检查点抑制剂单药或联合治疗实体瘤中内分泌免疫相关不良反应的风险和发生率:随机对照试验的荟萃分析。

背景 关于内分泌免疫相关不良反应 (eirAE) 发生率的荟萃分析很少发表,许多试验随后发表。目的 为了评估免疫检查点抑制剂 (ICI) 单药或联合治疗实体瘤中任何级别和 3-5 级 eirAE 的风险和发生率,本综合荟萃分析更新了当前文献。方法 使用 PubMed/Medline、Embase 和 Cochrane 图书馆进行电子检索。选择评估 ICI 单药或 ICI 联合治疗下 eirAE 的随机对照研究 (RCT)。Stata 软件版本 17 用于统计分析,并使用 Review Manager 版本 5.3 评估偏倚风险。
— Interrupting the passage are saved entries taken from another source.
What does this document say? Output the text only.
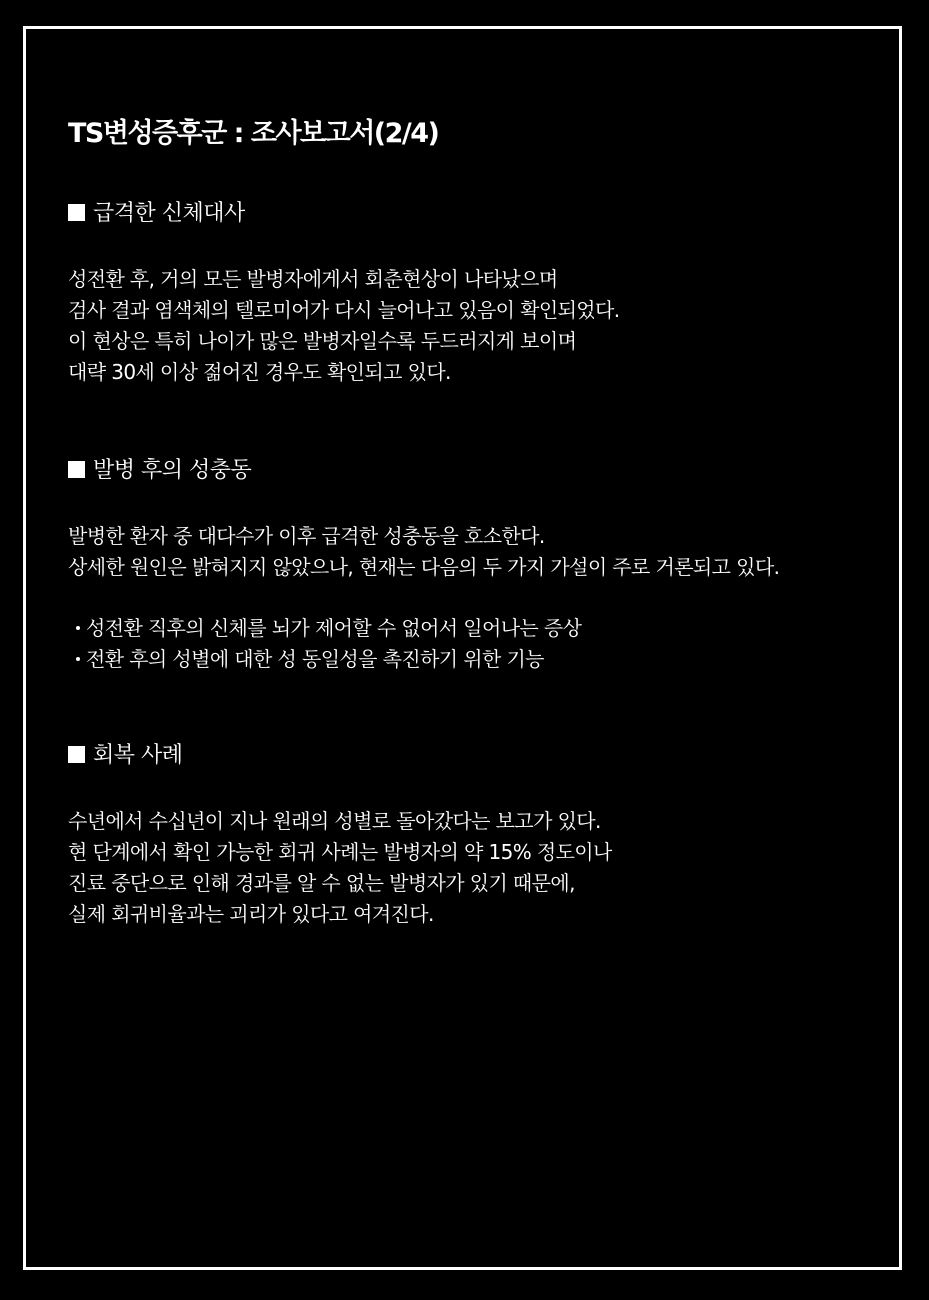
TS변성증후군 : 조사보고서(2/4)
급격한 신체대사
성전환 후, 거의 모든 발병자에게서 회춘현상이 나타났으며
검사 결과 염색체의 텔로미어가 다시 늘어나고 있음이 확인되었다.
이 현상은 특히 나이가 많은 발병자일수록 두드러지게 보이며
대략 30세 이상 젊어진 경우도 확인되고 있다.
발병 후의 성충동
발병한 환자 중 대다수가 이후 급격한 성충동을 호소한다.
상세한 원인은 밝혀지지 않았으나, 현재는 다음의 두 가지 가설이 주로 거론되고 있다.
성전환 직후의 신체를 뇌가 제어할 수 없어서 일어나는 증상
전환 후의 성별에 대한 성 동일성을 촉진하기 위한 기능
회복 사례
수년에서 수십년이 지나 원래의 성별로 돌아갔다는 보고가 있다.
현 단계에서 확인 가능한 회귀 사례는 발병자의 약 15% 정도이나
진료 중단으로 인해 경과를 알 수 없는 발병자가 있기 때문에,
실제 회귀비율과는 괴리가 있다고 여겨진다.
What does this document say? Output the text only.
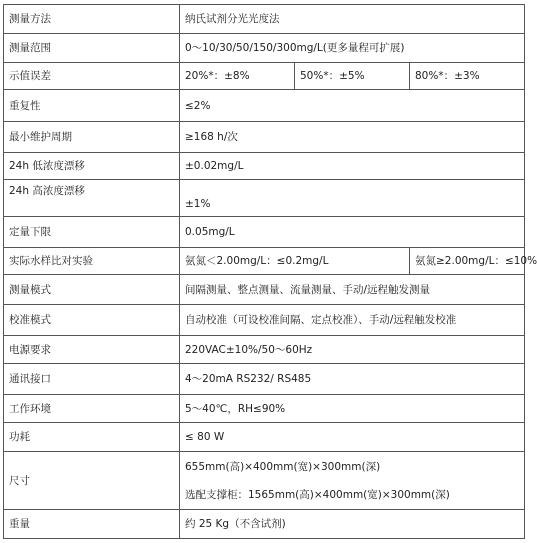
测量方法	纳氏试剂分光光度法		
测量范围	0～10/30/50/150/300mg/L(更多量程可扩展)		
示值误差	20%*：±8%	50%*：±5%	80%*：±3%
重复性	≤2%		
最小维护周期	≥168 h/次		
24h 低浓度漂移	±0.02mg/L		
24h 高浓度漂移	±1%		
定量下限	0.05mg/L		
实际水样比对实验	氨氮＜2.00mg/L：≤0.2mg/L		氨氮≥2.00mg/L：≤10%
测量模式	间隔测量、整点测量、流量测量、手动/远程触发测量		
校准模式	自动校准（可设校准间隔、定点校准）、手动/远程触发校准		
电源要求	220VAC±10%/50～60Hz		
通讯接口	4～20mA RS232/ RS485		
工作环境	5～40℃，RH≤90%		
功耗	≤ 80 W		
尺寸	655mm(高)×400mm(宽)×300mm(深)
选配支撑柜：1565mm(高)×400mm(宽)×300mm(深)		

重量	约 25 Kg（不含试剂)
结果 研究纳入 69 项随机对照试验,80 份独立报告,涉及 42,886 名患者。荟萃分析显示,风险比和发病率的汇总估计值分别如下:对于任何级别的甲状腺功能减退症,7.81(95% CI,5.68-10.74,p<0.0001)和 7.64%(95% CI,6.23-9.17,p< 0.0001); 甲状腺功能亢进症、垂体炎/垂体功能减退症和肾上腺功能不全时也显着增加;对于胰岛素依赖型糖尿病,该值分别为 1.52(95% CI,1.07-2.18,p= 0.02)和 0.087%(95% CI,0.019-0.189,p= 0.0006)。荟萃回归显示,ICI 组合(分别为纳武单抗加伊匹单抗和杜瓦鲁单抗加曲美木单抗)是任何级别垂体炎/垂体功能减退症的独立危险因素,并且 ICI 药物是肾上腺功能不全的独立风险因素,但癌症类型是不是 eirAE 的独立危险因素。结论 我们发现,独立于癌症类型的 eAE 风险和发生率在 ICI 治疗下显着增加。ICI 的组合会增加 eirAE 的风险,特别是垂体炎/垂体功能减退症。